The reasons for why Erne et al overlook these dimensions indicate a more fundamental shortcoming in my view. They take the capitalist social relations of production as given, as an ahistorical starting-point of analysis. As the key capitalist structuring conditions are overlooked as a result, the focus on struggle will inevitably remain within the overall capitalist setting. Here and there, the authors recognise the fundamental, underlying capitalist dynamics. For example, they acknowledge the ‘reflection of a general propensity within capitalist systems to open up new areas for capitalist accumulation’ (P.266). However, they do not follow through with the implications of this insight.

 

Finally, the volume suffers from what Atzeni (2021: 1350) calls trade union fetishism. With the slight exception of the healthcare sector (P.259), trade unions are seen as the main agents of resistance and, therefore, the main focus of analysis. Social movements are mentioned now and again as part of wider alliances, but they are never identified as key actors driving contestation.  Nevertheless, contestation of policy-making in the EU and beyond includes a whole range of different organisational expressions of labour movements in addition to and beyond trade unions.
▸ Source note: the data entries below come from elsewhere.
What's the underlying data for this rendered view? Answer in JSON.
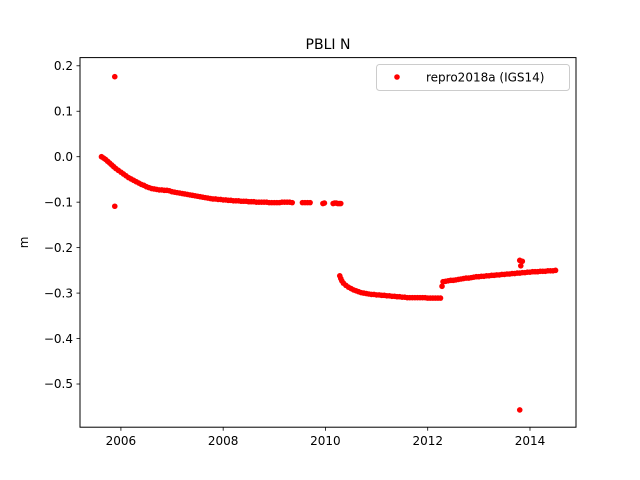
{
  "chart_data": {
    "type": "scatter",
    "title": "PBLI N",
    "xlabel": "",
    "ylabel": "m",
    "xlim": [
      2005.2,
      2014.9
    ],
    "ylim": [
      -0.595,
      0.218
    ],
    "xticks": [
      2006,
      2008,
      2010,
      2012,
      2014
    ],
    "xtick_labels": [
      "2006",
      "2008",
      "2010",
      "2012",
      "2014"
    ],
    "yticks": [
      0.2,
      0.1,
      0.0,
      -0.1,
      -0.2,
      -0.3,
      -0.4,
      -0.5
    ],
    "ytick_labels": [
      "0.2",
      "0.1",
      "0.0",
      "−0.1",
      "−0.2",
      "−0.3",
      "−0.4",
      "−0.5"
    ],
    "grid": false,
    "legend_position": "top-right",
    "series": [
      {
        "name": "repro2018a (IGS14)",
        "color": "#ff0000",
        "marker": "circle",
        "points": [
          [
            2005.62,
            0.0
          ],
          [
            2005.66,
            -0.003
          ],
          [
            2005.7,
            -0.006
          ],
          [
            2005.74,
            -0.01
          ],
          [
            2005.78,
            -0.014
          ],
          [
            2005.82,
            -0.018
          ],
          [
            2005.86,
            -0.022
          ],
          [
            2005.9,
            -0.026
          ],
          [
            2005.95,
            -0.03
          ],
          [
            2006.0,
            -0.034
          ],
          [
            2006.05,
            -0.038
          ],
          [
            2006.1,
            -0.042
          ],
          [
            2006.15,
            -0.046
          ],
          [
            2006.2,
            -0.049
          ],
          [
            2006.25,
            -0.052
          ],
          [
            2006.3,
            -0.055
          ],
          [
            2006.35,
            -0.058
          ],
          [
            2006.4,
            -0.061
          ],
          [
            2006.45,
            -0.063
          ],
          [
            2006.5,
            -0.066
          ],
          [
            2006.55,
            -0.068
          ],
          [
            2006.6,
            -0.07
          ],
          [
            2006.65,
            -0.071
          ],
          [
            2006.7,
            -0.072
          ],
          [
            2006.75,
            -0.073
          ],
          [
            2006.8,
            -0.073
          ],
          [
            2006.85,
            -0.074
          ],
          [
            2006.9,
            -0.074
          ],
          [
            2006.95,
            -0.075
          ],
          [
            2007.0,
            -0.077
          ],
          [
            2007.05,
            -0.078
          ],
          [
            2007.1,
            -0.079
          ],
          [
            2007.15,
            -0.08
          ],
          [
            2007.2,
            -0.081
          ],
          [
            2007.25,
            -0.082
          ],
          [
            2007.3,
            -0.083
          ],
          [
            2007.35,
            -0.084
          ],
          [
            2007.4,
            -0.085
          ],
          [
            2007.45,
            -0.086
          ],
          [
            2007.5,
            -0.087
          ],
          [
            2007.55,
            -0.088
          ],
          [
            2007.6,
            -0.089
          ],
          [
            2007.65,
            -0.09
          ],
          [
            2007.7,
            -0.091
          ],
          [
            2007.75,
            -0.092
          ],
          [
            2007.8,
            -0.093
          ],
          [
            2007.85,
            -0.093
          ],
          [
            2007.9,
            -0.094
          ],
          [
            2007.95,
            -0.094
          ],
          [
            2008.0,
            -0.095
          ],
          [
            2008.05,
            -0.095
          ],
          [
            2008.1,
            -0.096
          ],
          [
            2008.15,
            -0.096
          ],
          [
            2008.2,
            -0.097
          ],
          [
            2008.25,
            -0.097
          ],
          [
            2008.3,
            -0.097
          ],
          [
            2008.35,
            -0.098
          ],
          [
            2008.4,
            -0.098
          ],
          [
            2008.45,
            -0.098
          ],
          [
            2008.5,
            -0.099
          ],
          [
            2008.55,
            -0.099
          ],
          [
            2008.6,
            -0.099
          ],
          [
            2008.65,
            -0.1
          ],
          [
            2008.7,
            -0.1
          ],
          [
            2008.75,
            -0.1
          ],
          [
            2008.8,
            -0.1
          ],
          [
            2008.85,
            -0.1
          ],
          [
            2008.9,
            -0.101
          ],
          [
            2008.95,
            -0.101
          ],
          [
            2009.0,
            -0.101
          ],
          [
            2009.05,
            -0.101
          ],
          [
            2009.1,
            -0.101
          ],
          [
            2009.15,
            -0.1
          ],
          [
            2009.2,
            -0.1
          ],
          [
            2009.25,
            -0.1
          ],
          [
            2009.3,
            -0.1
          ],
          [
            2009.35,
            -0.101
          ],
          [
            2009.55,
            -0.101
          ],
          [
            2009.6,
            -0.101
          ],
          [
            2009.65,
            -0.101
          ],
          [
            2009.7,
            -0.101
          ],
          [
            2009.95,
            -0.103
          ],
          [
            2009.98,
            -0.102
          ],
          [
            2010.15,
            -0.103
          ],
          [
            2010.18,
            -0.102
          ],
          [
            2010.21,
            -0.102
          ],
          [
            2010.24,
            -0.103
          ],
          [
            2010.27,
            -0.103
          ],
          [
            2010.3,
            -0.103
          ],
          [
            2010.28,
            -0.262
          ],
          [
            2010.3,
            -0.268
          ],
          [
            2010.32,
            -0.273
          ],
          [
            2010.35,
            -0.278
          ],
          [
            2010.4,
            -0.283
          ],
          [
            2010.45,
            -0.287
          ],
          [
            2010.5,
            -0.29
          ],
          [
            2010.55,
            -0.293
          ],
          [
            2010.6,
            -0.295
          ],
          [
            2010.65,
            -0.297
          ],
          [
            2010.7,
            -0.299
          ],
          [
            2010.75,
            -0.3
          ],
          [
            2010.8,
            -0.301
          ],
          [
            2010.85,
            -0.302
          ],
          [
            2010.9,
            -0.303
          ],
          [
            2010.95,
            -0.303
          ],
          [
            2011.0,
            -0.304
          ],
          [
            2011.05,
            -0.304
          ],
          [
            2011.1,
            -0.305
          ],
          [
            2011.15,
            -0.305
          ],
          [
            2011.2,
            -0.306
          ],
          [
            2011.25,
            -0.306
          ],
          [
            2011.3,
            -0.307
          ],
          [
            2011.35,
            -0.307
          ],
          [
            2011.4,
            -0.308
          ],
          [
            2011.45,
            -0.308
          ],
          [
            2011.5,
            -0.309
          ],
          [
            2011.55,
            -0.309
          ],
          [
            2011.6,
            -0.31
          ],
          [
            2011.65,
            -0.31
          ],
          [
            2011.7,
            -0.31
          ],
          [
            2011.75,
            -0.31
          ],
          [
            2011.8,
            -0.31
          ],
          [
            2011.85,
            -0.31
          ],
          [
            2011.9,
            -0.31
          ],
          [
            2011.95,
            -0.31
          ],
          [
            2012.0,
            -0.311
          ],
          [
            2012.05,
            -0.311
          ],
          [
            2012.1,
            -0.311
          ],
          [
            2012.15,
            -0.311
          ],
          [
            2012.2,
            -0.311
          ],
          [
            2012.25,
            -0.311
          ],
          [
            2012.28,
            -0.285
          ],
          [
            2012.3,
            -0.275
          ],
          [
            2012.35,
            -0.274
          ],
          [
            2012.4,
            -0.273
          ],
          [
            2012.45,
            -0.272
          ],
          [
            2012.5,
            -0.272
          ],
          [
            2012.55,
            -0.271
          ],
          [
            2012.6,
            -0.27
          ],
          [
            2012.65,
            -0.269
          ],
          [
            2012.7,
            -0.268
          ],
          [
            2012.75,
            -0.267
          ],
          [
            2012.8,
            -0.267
          ],
          [
            2012.85,
            -0.266
          ],
          [
            2012.9,
            -0.265
          ],
          [
            2012.95,
            -0.264
          ],
          [
            2013.0,
            -0.264
          ],
          [
            2013.05,
            -0.263
          ],
          [
            2013.1,
            -0.263
          ],
          [
            2013.15,
            -0.262
          ],
          [
            2013.2,
            -0.262
          ],
          [
            2013.25,
            -0.261
          ],
          [
            2013.3,
            -0.261
          ],
          [
            2013.35,
            -0.26
          ],
          [
            2013.4,
            -0.26
          ],
          [
            2013.45,
            -0.259
          ],
          [
            2013.5,
            -0.259
          ],
          [
            2013.55,
            -0.258
          ],
          [
            2013.6,
            -0.258
          ],
          [
            2013.65,
            -0.257
          ],
          [
            2013.7,
            -0.257
          ],
          [
            2013.75,
            -0.256
          ],
          [
            2013.8,
            -0.256
          ],
          [
            2013.85,
            -0.255
          ],
          [
            2013.9,
            -0.255
          ],
          [
            2013.95,
            -0.254
          ],
          [
            2014.0,
            -0.254
          ],
          [
            2014.05,
            -0.253
          ],
          [
            2014.1,
            -0.253
          ],
          [
            2014.15,
            -0.253
          ],
          [
            2014.2,
            -0.252
          ],
          [
            2014.25,
            -0.252
          ],
          [
            2014.3,
            -0.252
          ],
          [
            2014.35,
            -0.251
          ],
          [
            2014.4,
            -0.251
          ],
          [
            2014.45,
            -0.251
          ],
          [
            2014.5,
            -0.25
          ],
          [
            2013.8,
            -0.228
          ],
          [
            2013.85,
            -0.23
          ],
          [
            2013.82,
            -0.24
          ],
          [
            2005.88,
            0.176
          ],
          [
            2005.88,
            -0.109
          ],
          [
            2013.8,
            -0.557
          ]
        ]
      }
    ]
  }
}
For example, in the current campaign against the EU – Mercosur ‘free’ trade agreement, trade unions are at best marginal players, next to social movements and environmental organisations (see STOP EU-Mercosur coalition). It is this broad coalition which has been successful at blocking the ratification of the agreement to date, pointing out not only the disastrous economic but also patriarchal and racist dimensions of the treaty.

  

Nevertheless, these points of criticisms should not distract from the major achievements of the volume. A must read for everyone interested in the political economy direction of the EU. I most strongly recommend this volume!